Monday morning, USCIS employees were informed that 78% of the agency is going to be temporarily out of work. The furlough will start on August 3rd, and last for at least 30 days, potentially being extended to 3 months or longer. The reason given for the furlough was the declining revenues because of the COVID-19 ongoing pandemic.
- USCIS has approximately 20,000 employees in total.
- The $14.8 billion operating budget — nearly 97% — comes from filing fees for immigration petitions filed with the agency.
- USCIS experienced a 50% decline in incoming fees starting in March, and is expecting to stay below average until the end of 2020.
- USCIS issues more Requests for Evidence (RFEs) and Notices of Intent to Deny (NOIDs) than previous years. The RFE rate increased from 22.3% in FY 2015 to 40.2% in FY2019 and was 47.2% in just the first quarter of FY2020. In many cases, the RFEs issued are requesting documentation that was already provided or unnecessary to demonstrate eligibility for the immigration benefit.

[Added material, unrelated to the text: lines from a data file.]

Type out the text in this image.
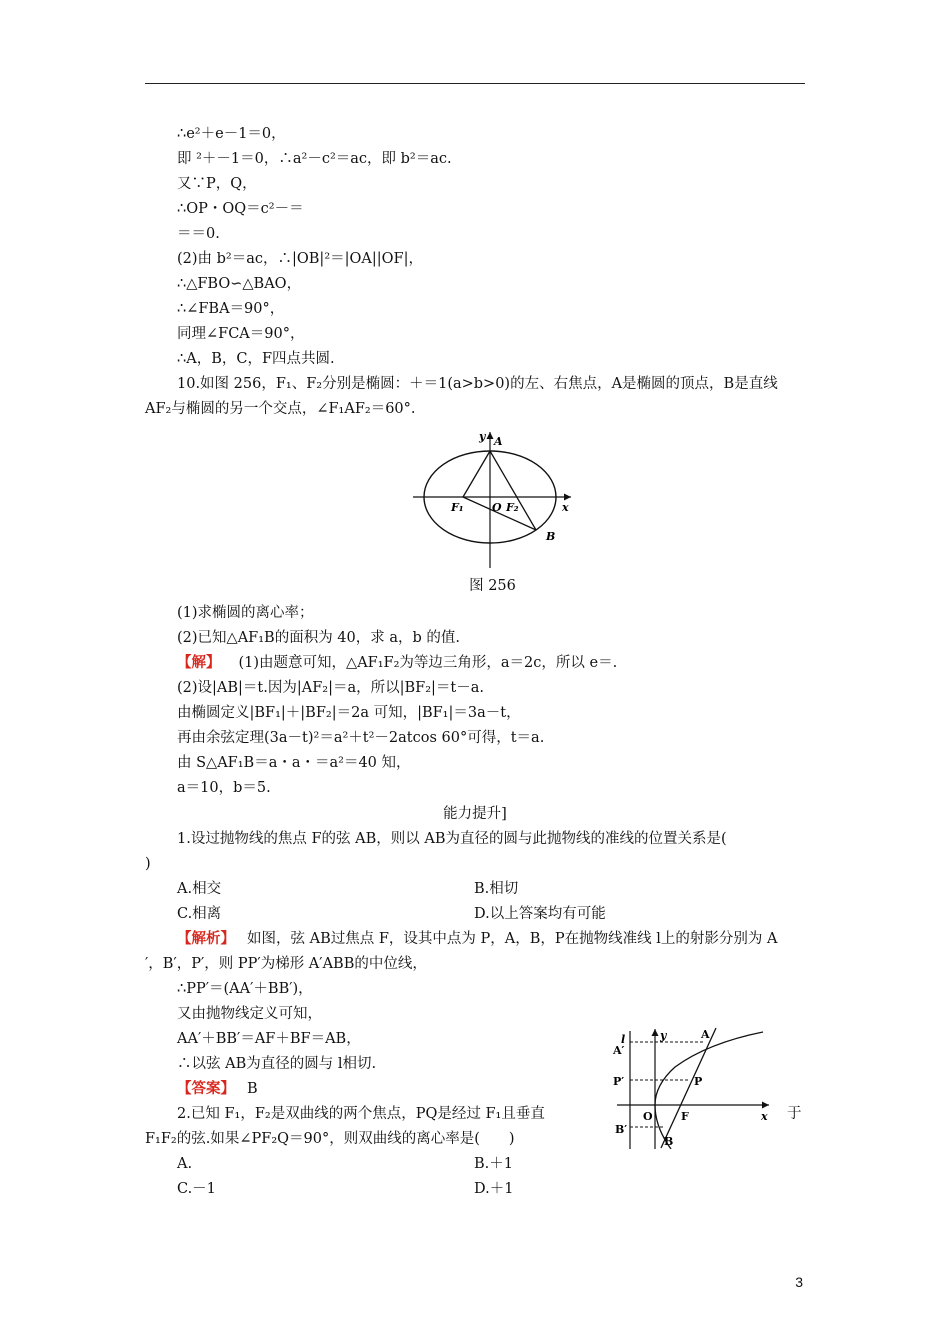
∴e²＋e－1＝0，
即 ²＋－1＝0，∴a²－c²＝ac，即 b²＝ac.
又∵P，Q，
∴OP・OQ＝c²－＝
＝＝0.
(2)由 b²＝ac，∴|OB|²＝|OA||OF|，
∴△FBO∽△BAO，
∴∠FBA＝90°，
同理∠FCA＝90°，
∴A，B，C，F四点共圆.
10.如图 256，F₁、F₂分别是椭圆：＋＝1(a>b>0)的左、右焦点，A是椭圆的顶点，B是直线
AF₂与椭圆的另一个交点，∠F₁AF₂＝60°.
y A
F₁	O F₂	x
B
图 256
(1)求椭圆的离心率；
(2)已知△AF₁B的面积为 40，求 a，b 的值.
【解】 (1)由题意可知，△AF₁F₂为等边三角形，a＝2c，所以 e＝.
(2)设|AB|＝t.因为|AF₂|＝a，所以|BF₂|＝t－a.
由椭圆定义|BF₁|＋|BF₂|＝2a 可知，|BF₁|＝3a－t，
再由余弦定理(3a－t)²＝a²＋t²－2atcos 60°可得，t＝a.
由 S△AF₁B＝a・a・＝a²＝40 知，
a＝10，b＝5.
能力提升]
1.设过抛物线的焦点 F的弦 AB，则以 AB为直径的圆与此抛物线的准线的位置关系是(
)
A.相交	B.相切
C.相离	D.以上答案均有可能
【解析】 如图，弦 AB过焦点 F，设其中点为 P，A，B，P在抛物线准线 l上的射影分别为 A
′，B′，P′，则 PP′为梯形 A′ABB的中位线，
∴PP′＝(AA′＋BB′)，
又由抛物线定义可知，
AA′＋BB′＝AF＋BF＝AB，
∴以弦 AB为直径的圆与 l相切.
【答案】 B
l	y
A′
A
P′	P
O	F	x
B′
B
2.已知 F₁，F₂是双曲线的两个焦点，PQ是经过 F₁且垂直	于
F₁F₂的弦.如果∠PF₂Q＝90°，则双曲线的离心率是(　　)
A.	B.＋1
C.－1	D.＋1
3
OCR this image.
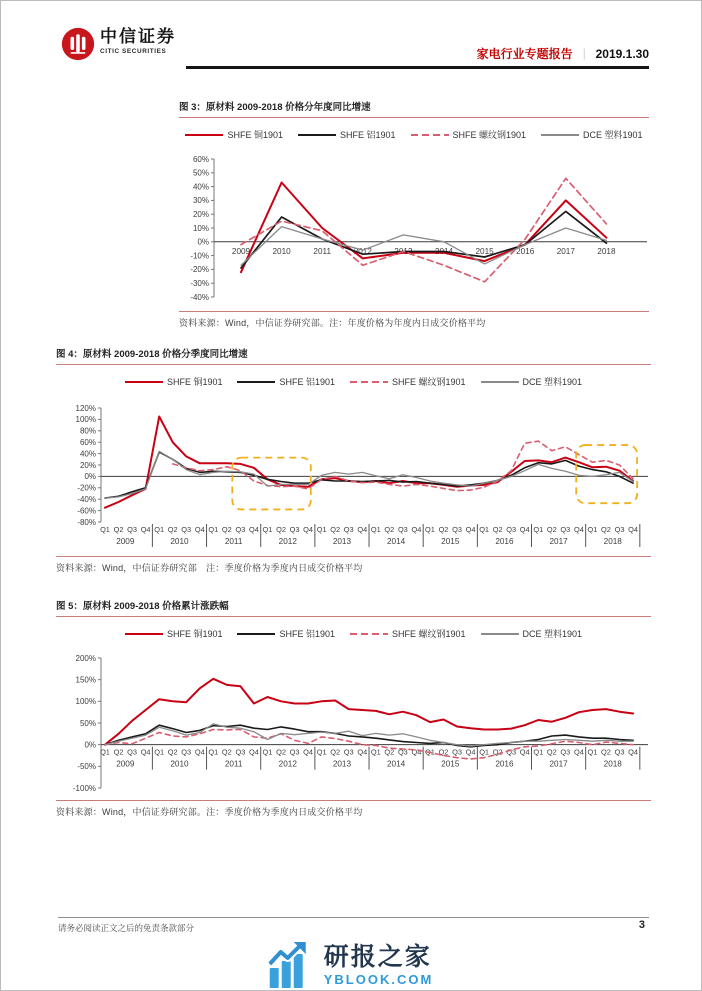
中信证券
CITIC SECURITIES	家电行业专题报告 ｜ 2019.1.30
图 3：原材料 2009-2018 价格分年度同比增速
SHFE 铜1901	SHFE 铝1901	SHFE 螺纹钢1901	DCE 塑料1901
60%
50%
40%
30%
20%
10%
0%
-10%
-20%
-30%
-40%
2009	2010	2011	2012	2013	2014	2015	2016	2017	2018
资料来源：Wind，中信证券研究部。注：年度价格为年度内日成交价格平均
图 4：原材料 2009-2018 价格分季度同比增速
SHFE 铜1901	SHFE 铝1901	SHFE 螺纹钢1901	DCE 塑料1901
120%
100%
80%
60%
40%
20%
0%
-20%
-40%
-60%
-80%
Q1 Q2 Q3 Q4
2009
Q1 Q2 Q3 Q4
2010
Q1 Q2 Q3 Q4
2011
Q1 Q2 Q3 Q4
2012
Q1 Q2 Q3 Q4
2013
Q1 Q2 Q3 Q4
2014
Q1 Q2 Q3 Q4
2015
Q1 Q2 Q3 Q4
2016
Q1 Q2 Q3 Q4
2017
Q1 Q2 Q3 Q4
2018
资料来源：Wind，中信证券研究部　注：季度价格为季度内日成交价格平均
图 5：原材料 2009-2018 价格累计涨跌幅
SHFE 铜1901	SHFE 铝1901	SHFE 螺纹钢1901	DCE 塑料1901
200%
150%
100%
50%
0%
-50%
-100%
Q1 Q2 Q3 Q4
2009
Q1 Q2 Q3 Q4
2010
Q1 Q2 Q3 Q4
2011
Q1 Q2 Q3 Q4
2012
Q1 Q2 Q3 Q4
2013
Q1 Q2 Q3 Q4
2014
Q1 Q2 Q3 Q4
2015
Q1 Q2 Q3 Q4
2016
Q1 Q2 Q3 Q4
2017
Q1 Q2 Q3 Q4
2018
资料来源：Wind，中信证券研究部。注：季度价格为季度内日成交价格平均
请务必阅读正文之后的免责条款部分	3
研报之家
YBLOOK.COM
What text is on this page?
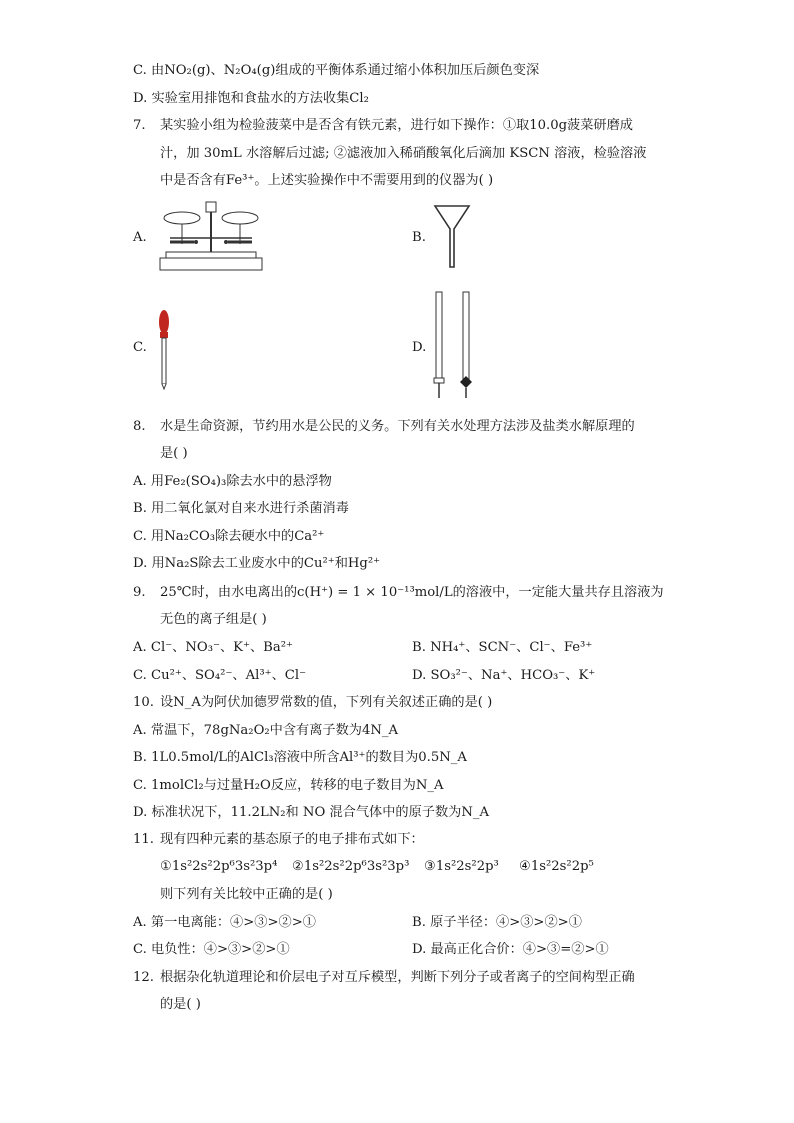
C. 由NO₂(g)、N₂O₄(g)组成的平衡体系通过缩小体积加压后颜色变深
D. 实验室用排饱和食盐水的方法收集Cl₂
7. 某实验小组为检验菠菜中是否含有铁元素，进行如下操作：①取10.0g菠菜研磨成
汁，加 30mL 水溶解后过滤; ②滤液加入稀硝酸氧化后滴加 KSCN 溶液，检验溶液
中是否含有Fe³⁺。上述实验操作中不需要用到的仪器为( )
A.	B.
C.	D.
8. 水是生命资源，节约用水是公民的义务。下列有关水处理方法涉及盐类水解原理的
是( )
A. 用Fe₂(SO₄)₃除去水中的悬浮物
B. 用二氧化氯对自来水进行杀菌消毒
C. 用Na₂CO₃除去硬水中的Ca²⁺
D. 用Na₂S除去工业废水中的Cu²⁺和Hg²⁺
9. 25℃时，由水电离出的c(H⁺) = 1 × 10⁻¹³mol/L的溶液中，一定能大量共存且溶液为
无色的离子组是( )
A. Cl⁻、NO₃⁻、K⁺、Ba²⁺	B. NH₄⁺、SCN⁻、Cl⁻、Fe³⁺
C. Cu²⁺、SO₄²⁻、Al³⁺、Cl⁻	D. SO₃²⁻、Na⁺、HCO₃⁻、K⁺
10. 设N_A为阿伏加德罗常数的值，下列有关叙述正确的是( )
A. 常温下，78gNa₂O₂中含有离子数为4N_A
B. 1L0.5mol/L的AlCl₃溶液中所含Al³⁺的数目为0.5N_A
C. 1molCl₂与过量H₂O反应，转移的电子数目为N_A
D. 标准状况下，11.2LN₂和 NO 混合气体中的原子数为N_A
11. 现有四种元素的基态原子的电子排布式如下：
①1s²2s²2p⁶3s²3p⁴ ②1s²2s²2p⁶3s²3p³ ③1s²2s²2p³ ④1s²2s²2p⁵
则下列有关比较中正确的是( )
A. 第一电离能：④>③>②>①	B. 原子半径：④>③>②>①
C. 电负性：④>③>②>①	D. 最高正化合价：④>③=②>①
12. 根据杂化轨道理论和价层电子对互斥模型，判断下列分子或者离子的空间构型正确
的是( )
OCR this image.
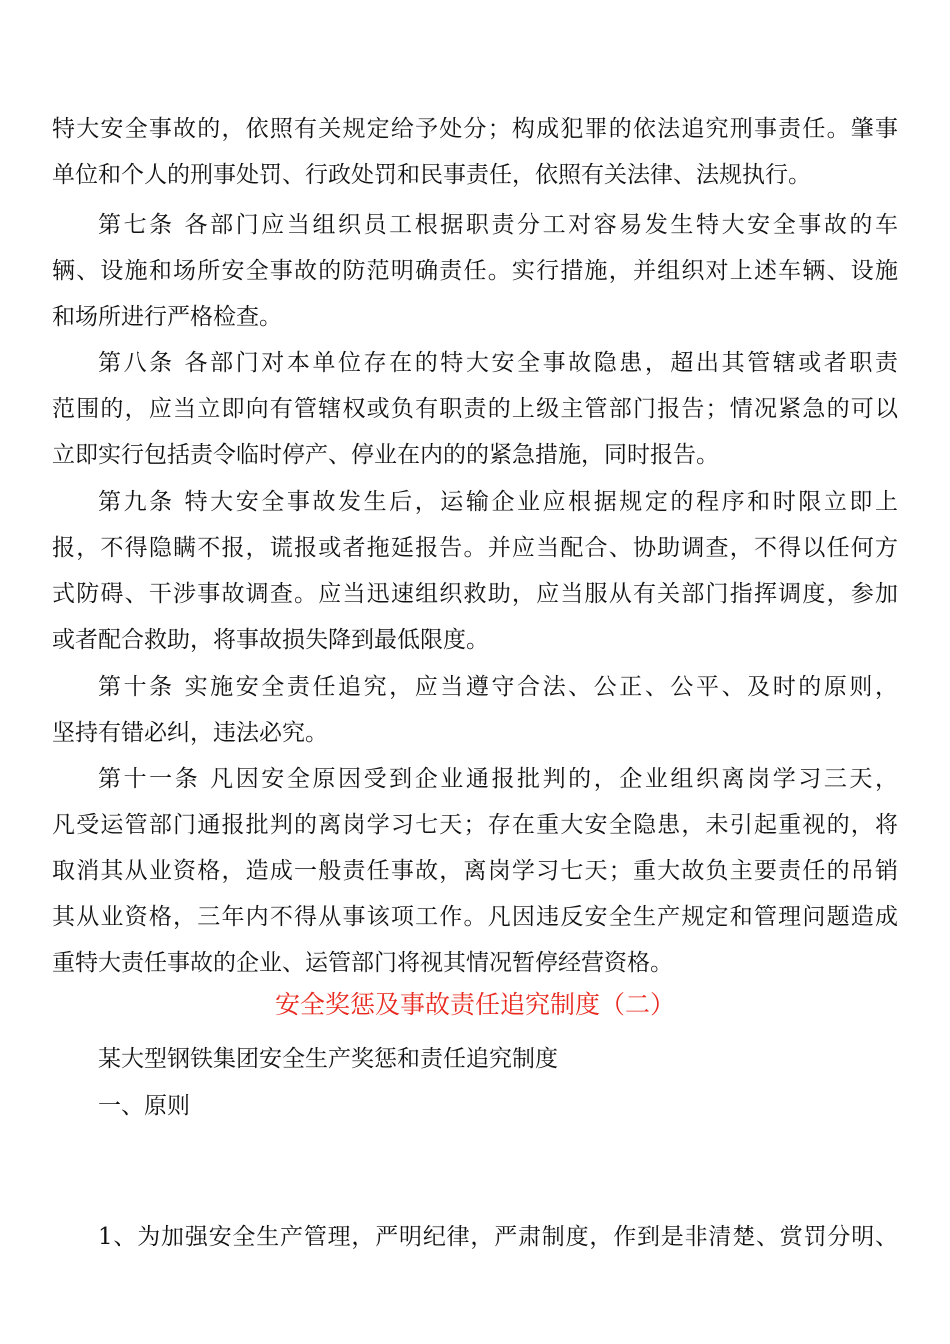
特大安全事故的，依照有关规定给予处分；构成犯罪的依法追究刑事责任。肇事
单位和个人的刑事处罚、行政处罚和民事责任，依照有关法律、法规执行。
第七条 各部门应当组织员工根据职责分工对容易发生特大安全事故的车
辆、设施和场所安全事故的防范明确责任。实行措施，并组织对上述车辆、设施
和场所进行严格检查。
第八条 各部门对本单位存在的特大安全事故隐患，超出其管辖或者职责
范围的，应当立即向有管辖权或负有职责的上级主管部门报告；情况紧急的可以
立即实行包括责令临时停产、停业在内的的紧急措施，同时报告。
第九条 特大安全事故发生后，运输企业应根据规定的程序和时限立即上
报，不得隐瞒不报，谎报或者拖延报告。并应当配合、协助调查，不得以任何方
式防碍、干涉事故调查。应当迅速组织救助，应当服从有关部门指挥调度，参加
或者配合救助，将事故损失降到最低限度。
第十条 实施安全责任追究，应当遵守合法、公正、公平、及时的原则，
坚持有错必纠，违法必究。
第十一条 凡因安全原因受到企业通报批判的，企业组织离岗学习三天，
凡受运管部门通报批判的离岗学习七天；存在重大安全隐患，未引起重视的，将
取消其从业资格，造成一般责任事故，离岗学习七天；重大故负主要责任的吊销
其从业资格，三年内不得从事该项工作。凡因违反安全生产规定和管理问题造成
重特大责任事故的企业、运管部门将视其情况暂停经营资格。
安全奖惩及事故责任追究制度（二）
某大型钢铁集团安全生产奖惩和责任追究制度
一、原则
1、为加强安全生产管理，严明纪律，严肃制度，作到是非清楚、赏罚分明、
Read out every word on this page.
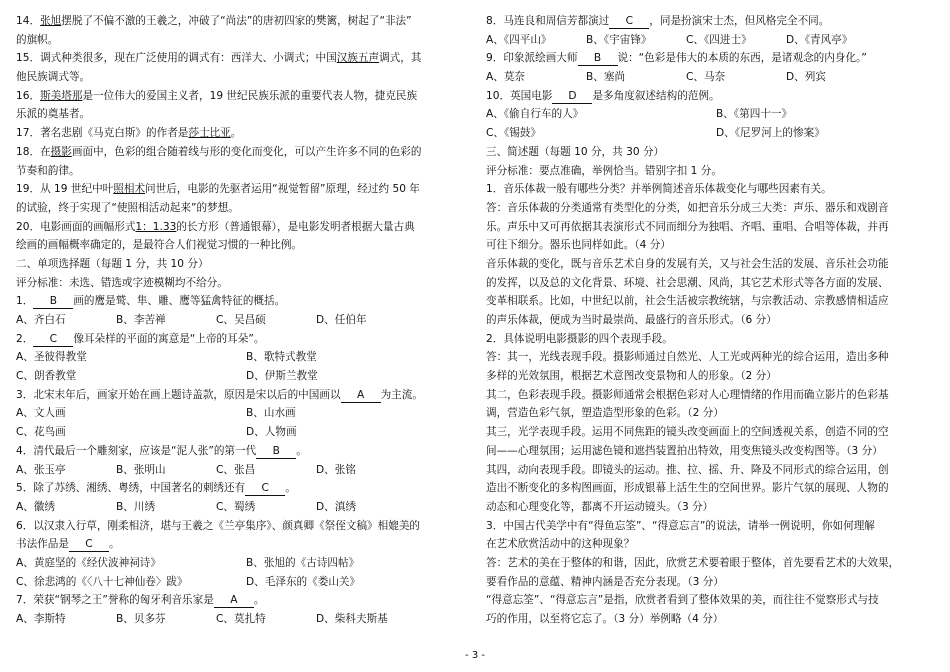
14．张旭摆脱了不偏不激的王羲之，冲破了“尚法”的唐初四家的樊篱，树起了“非法”
的旗帜。
15．调式种类很多，现在广泛使用的调式有：西洋大、小调式；中国汉族五声调式，其
他民族调式等。
16．斯美塔那是一位伟大的爱国主义者，19 世纪民族乐派的重要代表人物，捷克民族
乐派的奠基者。
17．著名悲剧《马克白斯》的作者是莎士比亚。
18．在摄影画面中，色彩的组合随着线与形的变化而变化，可以产生许多不同的色彩的
节奏和韵律。
19．从 19 世纪中叶照相术问世后，电影的先驱者运用“视觉暂留”原理，经过约 50 年
的试验，终于实现了“使照相活动起来”的梦想。
20．电影画面的画幅形式1：1.33的长方形（普通银幕），是电影发明者根据大量古典
绘画的画幅概率确定的，是最符合人们视觉习惯的一种比例。
二、单项选择题（每题 1 分，共 10 分）
评分标准：未选、错选或字迹模糊均不给分。
1． B 画的鹰是鹫、隼、雕、鹰等猛禽特征的概括。
A、齐白石	B、李苦禅	C、吴昌硕	D、任伯年
2． C 像耳朵样的平面的寓意是“上帝的耳朵”。
A、圣彼得教堂	B、歌特式教堂
C、朗香教堂	D、伊斯兰教堂
3．北宋末年后，画家开始在画上题诗盖款，原因是宋以后的中国画以 A 为主流。
A、文人画	B、山水画
C、花鸟画	D、人物画
4．清代最后一个雕刻家，应该是“泥人张”的第一代 B 。
A、张玉亭	B、张明山	C、张昌	D、张铭
5．除了苏绣、湘绣、粤绣，中国著名的刺绣还有 C 。
A、徽绣	B、川绣	C、蜀绣	D、滇绣
6．以汉隶入行草，刚柔相济，堪与王羲之《兰亭集序》、颜真卿《祭侄文稿》相媲美的
书法作品是 C 。
A、黄庭坚的《经伏波神祠诗》	B、张旭的《古诗四帖》
C、徐悲鸿的《〈八十七神仙卷〉跋》	D、毛泽东的《娄山关》
7．荣获“钢琴之王”誉称的匈牙利音乐家是 A 。
A、李斯特	B、贝多芬	C、莫扎特	D、柴科夫斯基
8．马连良和周信芳都演过 C ，同是扮演宋士杰，但风格完全不同。
A、《四平山》	B、《宇宙锋》	C、《四进士》	D、《青风亭》
9．印象派绘画大师 B 说：“色彩是伟大的本质的东西，是诸观念的内身化。”
A、莫奈	B、塞尚	C、马奈	D、列宾
10．英国电影 D 是多角度叙述结构的范例。
A、《偷自行车的人》	B、《第四十一》
C、《锡鼓》	D、《尼罗河上的惨案》
三、简述题（每题 10 分，共 30 分）
评分标准：要点准确，举例恰当。错别字扣 1 分。
1．音乐体裁一般有哪些分类？并举例简述音乐体裁变化与哪些因素有关。
答：音乐体裁的分类通常有类型化的分类，如把音乐分成三大类：声乐、器乐和戏剧音
乐。声乐中又可再依据其表演形式不同而细分为独唱、齐唱、重唱、合唱等体裁，并再
可往下细分。器乐也同样如此。（4 分）
音乐体裁的变化，既与音乐艺术自身的发展有关，又与社会生活的发展、音乐社会功能
的发挥，以及总的文化背景、环境、社会思潮、风尚，其它艺术形式等各方面的发展、
变革相联系。比如，中世纪以前，社会生活被宗教统辖，与宗教活动、宗教感情相适应
的声乐体裁，便成为当时最崇尚、最盛行的音乐形式。（6 分）
2．具体说明电影摄影的四个表现手段。
答：其一，光线表现手段。摄影师通过自然光、人工光或两种光的综合运用，造出多种
多样的光效氛围，根据艺术意图改变景物和人的形象。（2 分）
其二，色彩表现手段。摄影师通常会根据色彩对人心理情绪的作用而确立影片的色彩基
调，营造色彩气氛，塑造造型形象的色彩。（2 分）
其三，光学表现手段。运用不同焦距的镜头改变画面上的空间透视关系，创造不同的空
间——心理氛围；运用滤色镜和遮挡装置拍出特效，用变焦镜头改变构图等。（3 分）
其四，动向表现手段。即镜头的运动。推、拉、摇、升、降及不同形式的综合运用，创
造出不断变化的多构图画面，形成银幕上活生生的空间世界。影片气氛的展现、人物的
动态和心理变化等，都离不开运动镜头。（3 分）
3．中国古代美学中有“得鱼忘筌”、“得意忘言”的说法，请举一例说明，你如何理解
在艺术欣赏活动中的这种现象？
答：艺术的美在于整体的和谐，因此，欣赏艺术要着眼于整体，首先要看艺术的大效果，
要看作品的意蕴、精神内涵是否充分表现。（3 分）
“得意忘筌”、“得意忘言”是指，欣赏者看到了整体效果的美，而往往不觉察形式与技
巧的作用，以至将它忘了。（3 分）举例略（4 分）
- 3 -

- Furthermore, President Trump’s presidential proclamation reduced applications in visa categories that generate revenue for USCIS, such as H-1B, L-1, certain J1’s, and green card applications, by suspending consular processing for these categories.
On May 15, USCIS requested a $1.2 billion loan from Congress to be able to carry out their daily tasks and they would pay the money back to the Treasury with a 10% surcharge added to applications. The American Immigration Lawyers Association (AILA) would like to see the receipt of funding tied to more transparency and accountability in the use of the funds. USCIS actually held a significant surplus only a few years ago, but due to fiscal mismanagement and policy decisions to increase difficulty for obtaining immigration benefits, this surplus has now been depleted. A decision on this solution will likely not be made until the end of July at the earliest.
We will continue to monitor this situation as it progresses and will provide updates as they are available.